About nine months ago, we had a large point of sale system installed at the store. Bit of a learning curve but it is proving to be a great investment on the back end - we can now get a really good idea of what is selling and what is not. Plus, being able to scan items in instead of having to price everything as we stock it saves a lot of time - that plus we had people move price tags around on bottles of wine - save a few bucks and rip us off.
One of the systems I seriously considered was Micros - the cost per lane was a lot higher and it didn't do as much so I passed on it. Plus, not a big fan of their owner Oracle. I have dealt with Oracle databases both at Microsoft and at the Ocean Engineering company I used to work for. The performance is superb but the administrator interface is unnecessarily byzantine and convoluted. Poor design.
Very glad I did not choose them - just saw this in the news - from Krebs on Security:
Data Breach At Oracle’s MICROS Point-of-Sale Division
A Russian organized cybercrime group known for hacking into banks and retailers appears to have breached hundreds of computer systems at software giant Oracle Corp., KrebsOnSecurity has learned. More alarmingly, the attackers have compromised a customer support portal for companies using Oracle’s MICROS point-of-sale credit card payment systems.
Asked this weekend for comment on rumors of a large data breach potentially affecting customers of its retail division, Oracle acknowledged that it had “detected and addressed malicious code in certain legacy MICROS systems.” It also said that it is asking all MICROS customers to reset their passwords for the MICROS online support portal.

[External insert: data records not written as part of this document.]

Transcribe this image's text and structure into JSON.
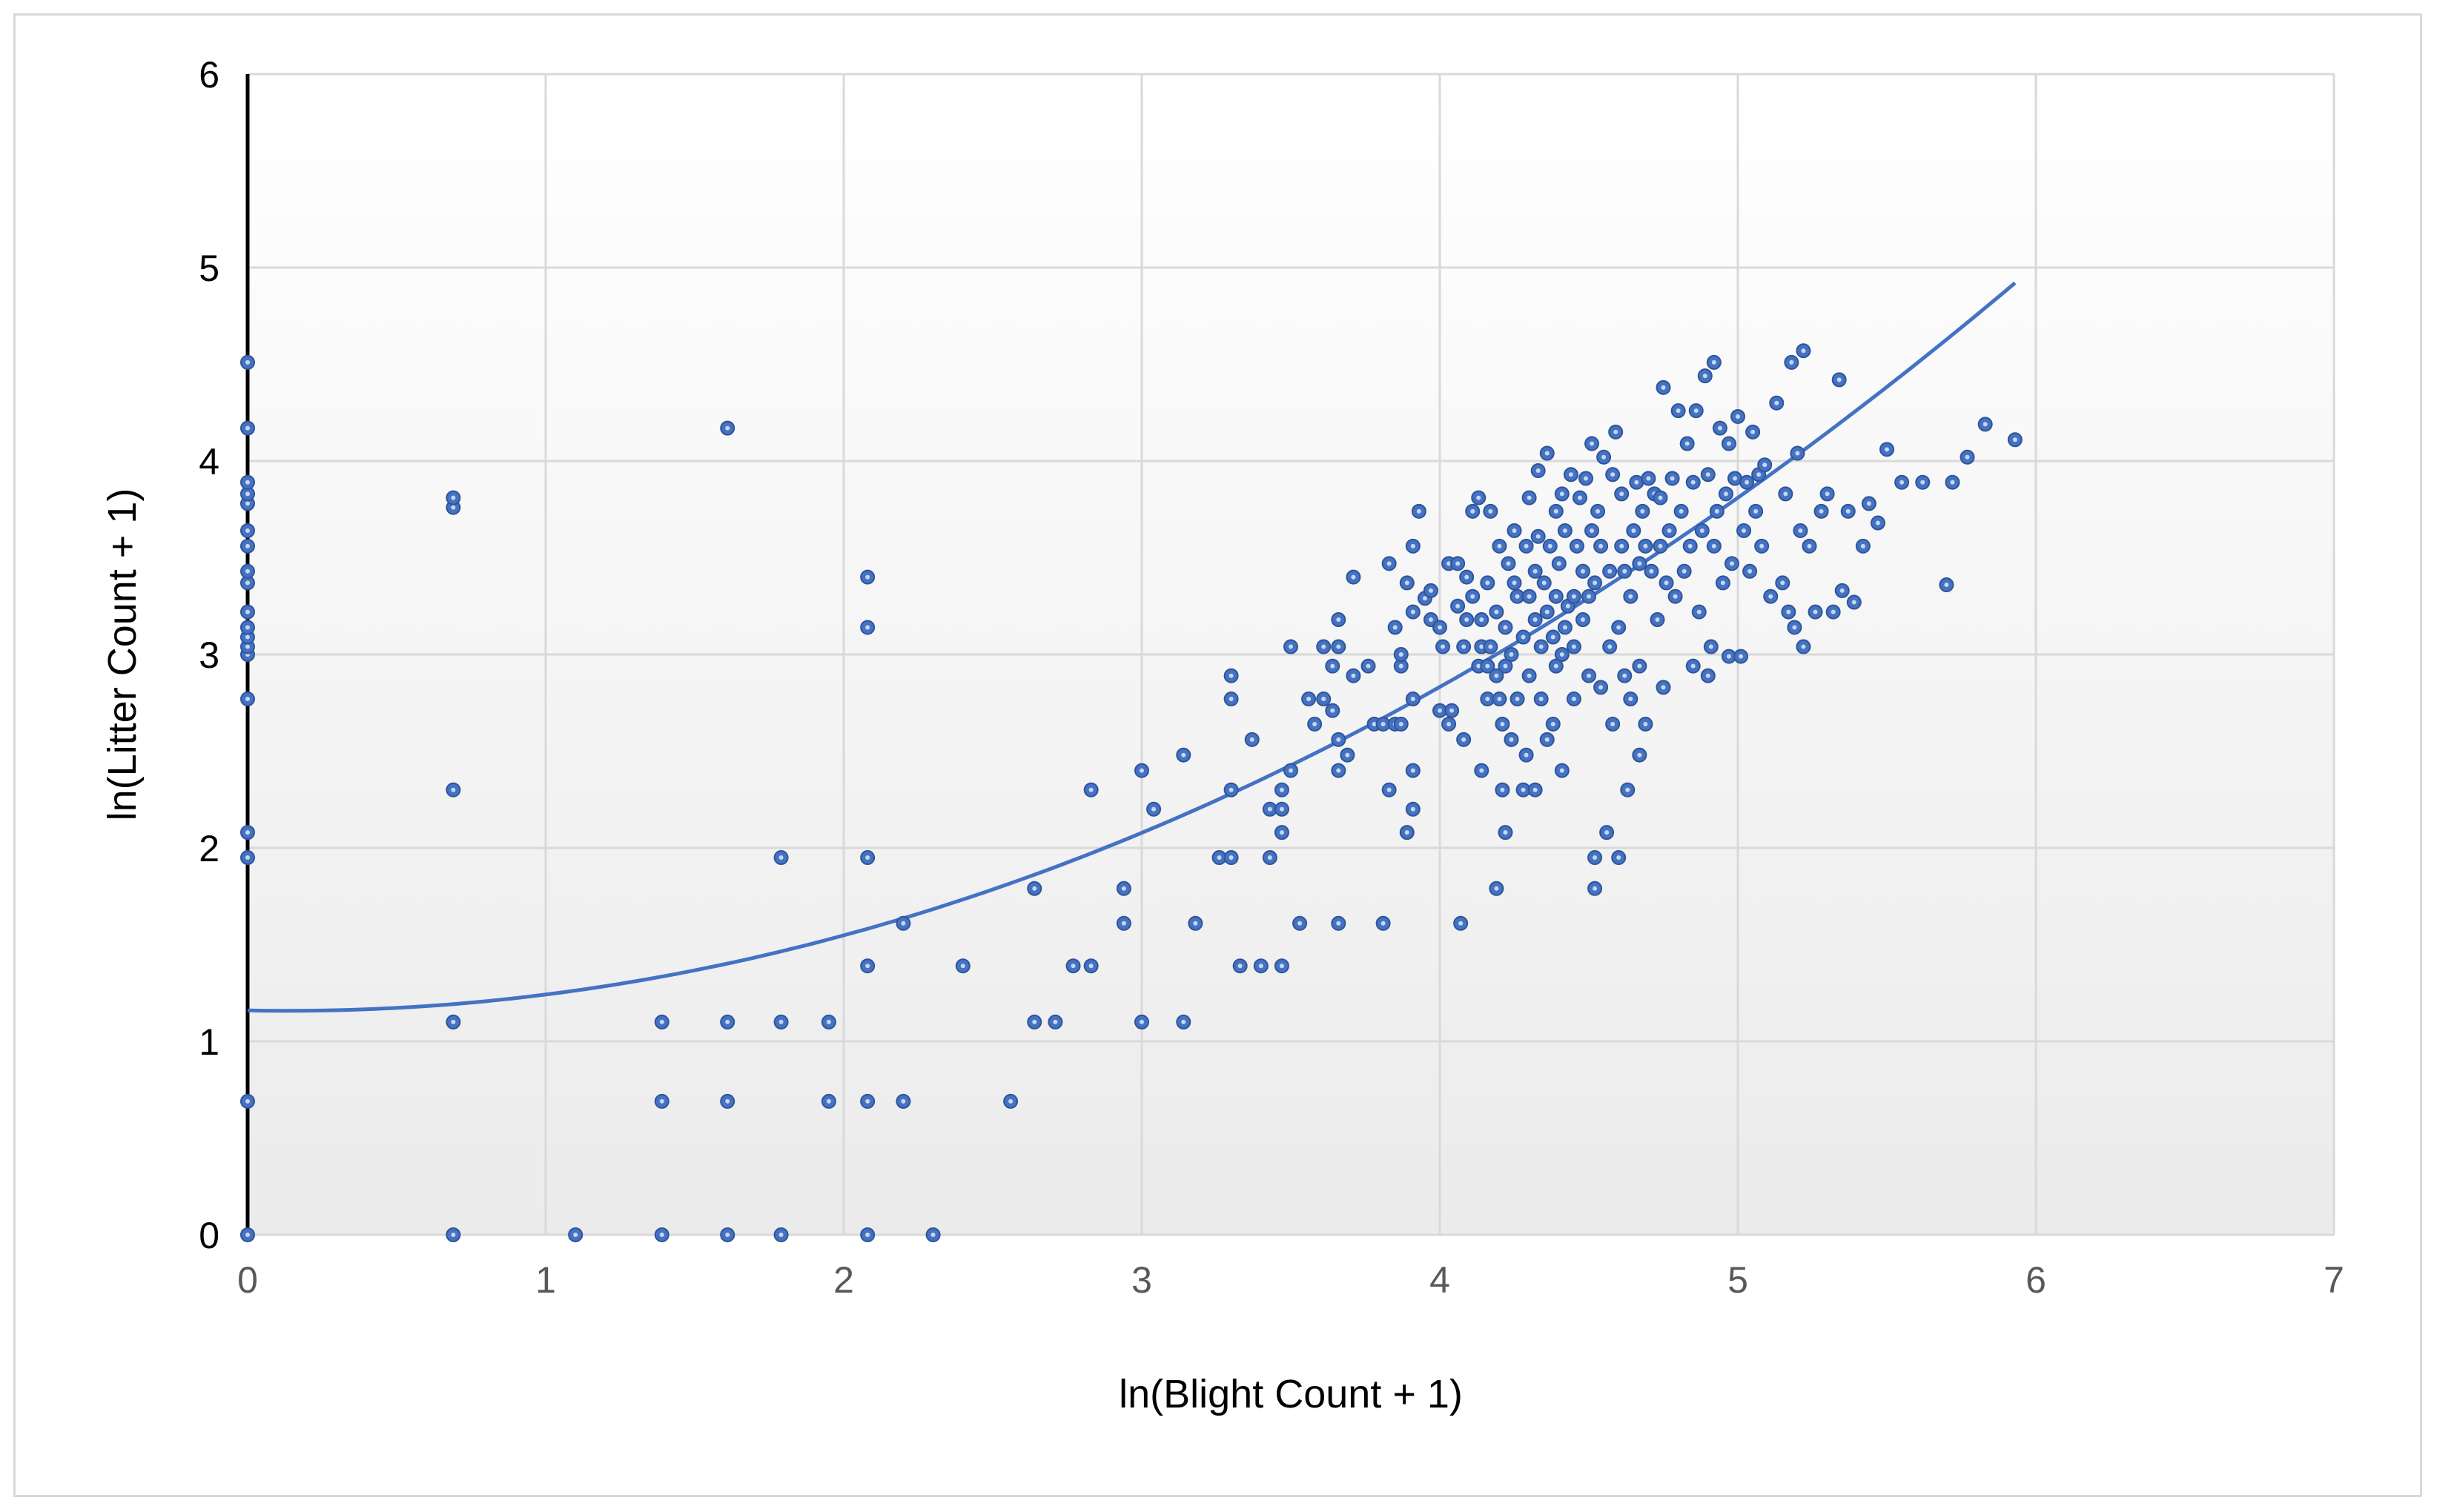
{
  "chart_data": {
    "type": "scatter",
    "title": "",
    "xlabel": "ln(Blight Count + 1)",
    "ylabel": "ln(Litter Count + 1)",
    "xlim": [
      0,
      7
    ],
    "ylim": [
      0,
      6
    ],
    "x_ticks": [
      "0",
      "1",
      "2",
      "3",
      "4",
      "5",
      "6",
      "7"
    ],
    "y_ticks": [
      "0",
      "1",
      "2",
      "3",
      "4",
      "5",
      "6"
    ],
    "grid": true,
    "legend": "none",
    "colors": {
      "marker": "#4472c4",
      "marker_edge": "#2f5597",
      "trendline": "#4472c4",
      "grid": "#d9d9d9",
      "plot_background_bottom": "#ebebeb"
    },
    "trendline": {
      "type": "polynomial",
      "order": 2,
      "coefficients": [
        1.16,
        -0.03,
        0.112
      ],
      "x_range": [
        0,
        5.93
      ]
    },
    "series": [
      {
        "points": [
          [
            0,
            0
          ],
          [
            0,
            0.69
          ],
          [
            0,
            1.95
          ],
          [
            0,
            2.08
          ],
          [
            0,
            2.77
          ],
          [
            0,
            3.0
          ],
          [
            0,
            3.04
          ],
          [
            0,
            3.09
          ],
          [
            0,
            3.14
          ],
          [
            0,
            3.22
          ],
          [
            0,
            3.37
          ],
          [
            0,
            3.43
          ],
          [
            0,
            3.56
          ],
          [
            0,
            3.64
          ],
          [
            0,
            3.78
          ],
          [
            0,
            3.83
          ],
          [
            0,
            3.89
          ],
          [
            0,
            4.17
          ],
          [
            0,
            4.51
          ],
          [
            0.69,
            0
          ],
          [
            0.69,
            1.1
          ],
          [
            0.69,
            2.3
          ],
          [
            0.69,
            3.76
          ],
          [
            0.69,
            3.81
          ],
          [
            1.1,
            0
          ],
          [
            1.39,
            0
          ],
          [
            1.39,
            0.69
          ],
          [
            1.39,
            1.1
          ],
          [
            1.61,
            0
          ],
          [
            1.61,
            0.69
          ],
          [
            1.61,
            1.1
          ],
          [
            1.61,
            4.17
          ],
          [
            1.79,
            0
          ],
          [
            1.79,
            1.1
          ],
          [
            1.79,
            1.95
          ],
          [
            1.95,
            0.69
          ],
          [
            1.95,
            1.1
          ],
          [
            2.08,
            0
          ],
          [
            2.08,
            0.69
          ],
          [
            2.08,
            1.39
          ],
          [
            2.08,
            1.95
          ],
          [
            2.08,
            3.14
          ],
          [
            2.08,
            3.4
          ],
          [
            2.2,
            0.69
          ],
          [
            2.2,
            1.61
          ],
          [
            2.3,
            0
          ],
          [
            2.4,
            1.39
          ],
          [
            2.56,
            0.69
          ],
          [
            2.64,
            1.1
          ],
          [
            2.64,
            1.79
          ],
          [
            2.71,
            1.1
          ],
          [
            2.77,
            1.39
          ],
          [
            2.83,
            1.39
          ],
          [
            2.83,
            2.3
          ],
          [
            2.94,
            1.61
          ],
          [
            2.94,
            1.79
          ],
          [
            3.0,
            1.1
          ],
          [
            3.0,
            2.4
          ],
          [
            3.04,
            2.2
          ],
          [
            3.14,
            1.1
          ],
          [
            3.14,
            2.48
          ],
          [
            3.18,
            1.61
          ],
          [
            3.26,
            1.95
          ],
          [
            3.3,
            1.95
          ],
          [
            3.3,
            2.3
          ],
          [
            3.3,
            2.77
          ],
          [
            3.3,
            2.89
          ],
          [
            3.33,
            1.39
          ],
          [
            3.37,
            2.56
          ],
          [
            3.4,
            1.39
          ],
          [
            3.43,
            1.95
          ],
          [
            3.43,
            2.2
          ],
          [
            3.47,
            1.39
          ],
          [
            3.47,
            2.08
          ],
          [
            3.47,
            2.2
          ],
          [
            3.47,
            2.3
          ],
          [
            3.5,
            2.4
          ],
          [
            3.5,
            3.04
          ],
          [
            3.53,
            1.61
          ],
          [
            3.56,
            2.77
          ],
          [
            3.58,
            2.64
          ],
          [
            3.61,
            2.77
          ],
          [
            3.61,
            3.04
          ],
          [
            3.64,
            2.71
          ],
          [
            3.64,
            2.94
          ],
          [
            3.66,
            1.61
          ],
          [
            3.66,
            2.4
          ],
          [
            3.66,
            2.56
          ],
          [
            3.66,
            3.04
          ],
          [
            3.66,
            3.18
          ],
          [
            3.69,
            2.48
          ],
          [
            3.71,
            2.89
          ],
          [
            3.71,
            3.4
          ],
          [
            3.76,
            2.94
          ],
          [
            3.78,
            2.64
          ],
          [
            3.81,
            1.61
          ],
          [
            3.81,
            2.64
          ],
          [
            3.83,
            2.3
          ],
          [
            3.83,
            3.47
          ],
          [
            3.85,
            2.64
          ],
          [
            3.85,
            3.14
          ],
          [
            3.87,
            2.64
          ],
          [
            3.87,
            2.94
          ],
          [
            3.87,
            3.0
          ],
          [
            3.89,
            2.08
          ],
          [
            3.89,
            3.37
          ],
          [
            3.91,
            2.2
          ],
          [
            3.91,
            2.4
          ],
          [
            3.91,
            2.77
          ],
          [
            3.91,
            3.22
          ],
          [
            3.91,
            3.56
          ],
          [
            3.93,
            3.74
          ],
          [
            3.95,
            3.29
          ],
          [
            3.97,
            3.18
          ],
          [
            3.97,
            3.33
          ],
          [
            4.0,
            2.71
          ],
          [
            4.0,
            3.14
          ],
          [
            4.01,
            3.04
          ],
          [
            4.03,
            2.64
          ],
          [
            4.03,
            3.47
          ],
          [
            4.04,
            2.71
          ],
          [
            4.06,
            3.25
          ],
          [
            4.06,
            3.47
          ],
          [
            4.07,
            1.61
          ],
          [
            4.08,
            2.56
          ],
          [
            4.08,
            3.04
          ],
          [
            4.09,
            3.18
          ],
          [
            4.09,
            3.4
          ],
          [
            4.11,
            3.3
          ],
          [
            4.11,
            3.74
          ],
          [
            4.13,
            2.94
          ],
          [
            4.13,
            3.81
          ],
          [
            4.14,
            2.4
          ],
          [
            4.14,
            3.04
          ],
          [
            4.14,
            3.18
          ],
          [
            4.16,
            2.77
          ],
          [
            4.16,
            2.94
          ],
          [
            4.16,
            3.37
          ],
          [
            4.17,
            3.04
          ],
          [
            4.17,
            3.74
          ],
          [
            4.19,
            1.79
          ],
          [
            4.19,
            2.89
          ],
          [
            4.19,
            3.22
          ],
          [
            4.2,
            2.77
          ],
          [
            4.2,
            3.56
          ],
          [
            4.21,
            2.3
          ],
          [
            4.21,
            2.64
          ],
          [
            4.22,
            2.08
          ],
          [
            4.22,
            2.94
          ],
          [
            4.22,
            3.14
          ],
          [
            4.23,
            3.47
          ],
          [
            4.24,
            2.56
          ],
          [
            4.24,
            3.0
          ],
          [
            4.25,
            3.37
          ],
          [
            4.25,
            3.64
          ],
          [
            4.26,
            2.77
          ],
          [
            4.26,
            3.3
          ],
          [
            4.28,
            2.3
          ],
          [
            4.28,
            3.09
          ],
          [
            4.29,
            2.48
          ],
          [
            4.29,
            3.56
          ],
          [
            4.3,
            2.89
          ],
          [
            4.3,
            3.3
          ],
          [
            4.3,
            3.81
          ],
          [
            4.32,
            2.3
          ],
          [
            4.32,
            3.18
          ],
          [
            4.32,
            3.43
          ],
          [
            4.33,
            3.61
          ],
          [
            4.33,
            3.95
          ],
          [
            4.34,
            2.77
          ],
          [
            4.34,
            3.04
          ],
          [
            4.35,
            3.37
          ],
          [
            4.36,
            2.56
          ],
          [
            4.36,
            3.22
          ],
          [
            4.36,
            4.04
          ],
          [
            4.37,
            3.56
          ],
          [
            4.38,
            2.64
          ],
          [
            4.38,
            3.09
          ],
          [
            4.39,
            2.94
          ],
          [
            4.39,
            3.3
          ],
          [
            4.39,
            3.74
          ],
          [
            4.4,
            3.47
          ],
          [
            4.41,
            2.4
          ],
          [
            4.41,
            3.0
          ],
          [
            4.41,
            3.83
          ],
          [
            4.42,
            3.14
          ],
          [
            4.42,
            3.64
          ],
          [
            4.43,
            3.25
          ],
          [
            4.44,
            3.93
          ],
          [
            4.45,
            2.77
          ],
          [
            4.45,
            3.04
          ],
          [
            4.45,
            3.3
          ],
          [
            4.46,
            3.56
          ],
          [
            4.47,
            3.81
          ],
          [
            4.48,
            3.18
          ],
          [
            4.48,
            3.43
          ],
          [
            4.49,
            3.91
          ],
          [
            4.5,
            2.89
          ],
          [
            4.5,
            3.3
          ],
          [
            4.51,
            3.64
          ],
          [
            4.51,
            4.09
          ],
          [
            4.52,
            1.79
          ],
          [
            4.52,
            1.95
          ],
          [
            4.52,
            3.37
          ],
          [
            4.53,
            3.74
          ],
          [
            4.54,
            2.83
          ],
          [
            4.54,
            3.56
          ],
          [
            4.55,
            4.02
          ],
          [
            4.56,
            2.08
          ],
          [
            4.57,
            3.04
          ],
          [
            4.57,
            3.43
          ],
          [
            4.58,
            2.64
          ],
          [
            4.58,
            3.93
          ],
          [
            4.59,
            4.15
          ],
          [
            4.6,
            1.95
          ],
          [
            4.6,
            3.14
          ],
          [
            4.61,
            3.56
          ],
          [
            4.61,
            3.83
          ],
          [
            4.62,
            2.89
          ],
          [
            4.62,
            3.43
          ],
          [
            4.63,
            2.3
          ],
          [
            4.64,
            2.77
          ],
          [
            4.64,
            3.3
          ],
          [
            4.65,
            3.64
          ],
          [
            4.66,
            3.89
          ],
          [
            4.67,
            2.48
          ],
          [
            4.67,
            2.94
          ],
          [
            4.67,
            3.47
          ],
          [
            4.68,
            3.74
          ],
          [
            4.69,
            2.64
          ],
          [
            4.69,
            3.56
          ],
          [
            4.7,
            3.91
          ],
          [
            4.71,
            3.43
          ],
          [
            4.72,
            3.83
          ],
          [
            4.73,
            3.18
          ],
          [
            4.74,
            3.56
          ],
          [
            4.74,
            3.81
          ],
          [
            4.75,
            2.83
          ],
          [
            4.75,
            4.38
          ],
          [
            4.76,
            3.37
          ],
          [
            4.77,
            3.64
          ],
          [
            4.78,
            3.91
          ],
          [
            4.79,
            3.3
          ],
          [
            4.8,
            4.26
          ],
          [
            4.81,
            3.74
          ],
          [
            4.82,
            3.43
          ],
          [
            4.83,
            4.09
          ],
          [
            4.84,
            3.56
          ],
          [
            4.85,
            2.94
          ],
          [
            4.85,
            3.89
          ],
          [
            4.86,
            4.26
          ],
          [
            4.87,
            3.22
          ],
          [
            4.88,
            3.64
          ],
          [
            4.89,
            4.44
          ],
          [
            4.9,
            2.89
          ],
          [
            4.9,
            3.93
          ],
          [
            4.91,
            3.04
          ],
          [
            4.92,
            3.56
          ],
          [
            4.92,
            4.51
          ],
          [
            4.93,
            3.74
          ],
          [
            4.94,
            4.17
          ],
          [
            4.95,
            3.37
          ],
          [
            4.96,
            3.83
          ],
          [
            4.97,
            2.99
          ],
          [
            4.97,
            4.09
          ],
          [
            4.98,
            3.47
          ],
          [
            4.99,
            3.91
          ],
          [
            5.0,
            4.23
          ],
          [
            5.01,
            2.99
          ],
          [
            5.02,
            3.64
          ],
          [
            5.03,
            3.89
          ],
          [
            5.04,
            3.43
          ],
          [
            5.05,
            4.15
          ],
          [
            5.06,
            3.74
          ],
          [
            5.07,
            3.93
          ],
          [
            5.08,
            3.56
          ],
          [
            5.09,
            3.98
          ],
          [
            5.11,
            3.3
          ],
          [
            5.13,
            4.3
          ],
          [
            5.15,
            3.37
          ],
          [
            5.16,
            3.83
          ],
          [
            5.17,
            3.22
          ],
          [
            5.18,
            4.51
          ],
          [
            5.19,
            3.14
          ],
          [
            5.2,
            4.04
          ],
          [
            5.21,
            3.64
          ],
          [
            5.22,
            3.04
          ],
          [
            5.22,
            4.57
          ],
          [
            5.24,
            3.56
          ],
          [
            5.26,
            3.22
          ],
          [
            5.28,
            3.74
          ],
          [
            5.3,
            3.83
          ],
          [
            5.32,
            3.22
          ],
          [
            5.34,
            4.42
          ],
          [
            5.35,
            3.33
          ],
          [
            5.37,
            3.74
          ],
          [
            5.39,
            3.27
          ],
          [
            5.42,
            3.56
          ],
          [
            5.44,
            3.78
          ],
          [
            5.47,
            3.68
          ],
          [
            5.5,
            4.06
          ],
          [
            5.55,
            3.89
          ],
          [
            5.62,
            3.89
          ],
          [
            5.7,
            3.36
          ],
          [
            5.72,
            3.89
          ],
          [
            5.77,
            4.02
          ],
          [
            5.83,
            4.19
          ],
          [
            5.93,
            4.11
          ]
        ]
      }
    ]
  }
}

MICROS is among the top three point-of-sale vendors globally. Oracle’s MICROS division sells point-of-sale systems used at more than 330,000 cash registers worldwide. When Oracle bought MICROS in 2014, the company said MICROS’s systems were deployed at some 200,000+ food and beverage outlets, 100,000+ retail sites, and more than 30,000 hotels.
The size and scope of the break-in is still being investigated, and it remains unclear when the attackers first gained access to Oracle’s systems. Sources close to the investigation say Oracle first considered the breach to be limited to a small number of computers and servers at the company’s retail division. That source said that soon after Oracle pushed new security tools to systems in the affected network investigators realized the intrusion impacted more than 700 infected systems.
Ouch - that is going to put a big dent into their sales. They deal mostly with large corporations - over 330,000 sites deployed over 180 countries. Clients include Starbucks, Ben and Jerry's, Burger King, Sonic, star.wood hotels, Hilton and Marriott, IKEA, adidas, Tractor Supply (yikes - I shop there regularly) and Sony.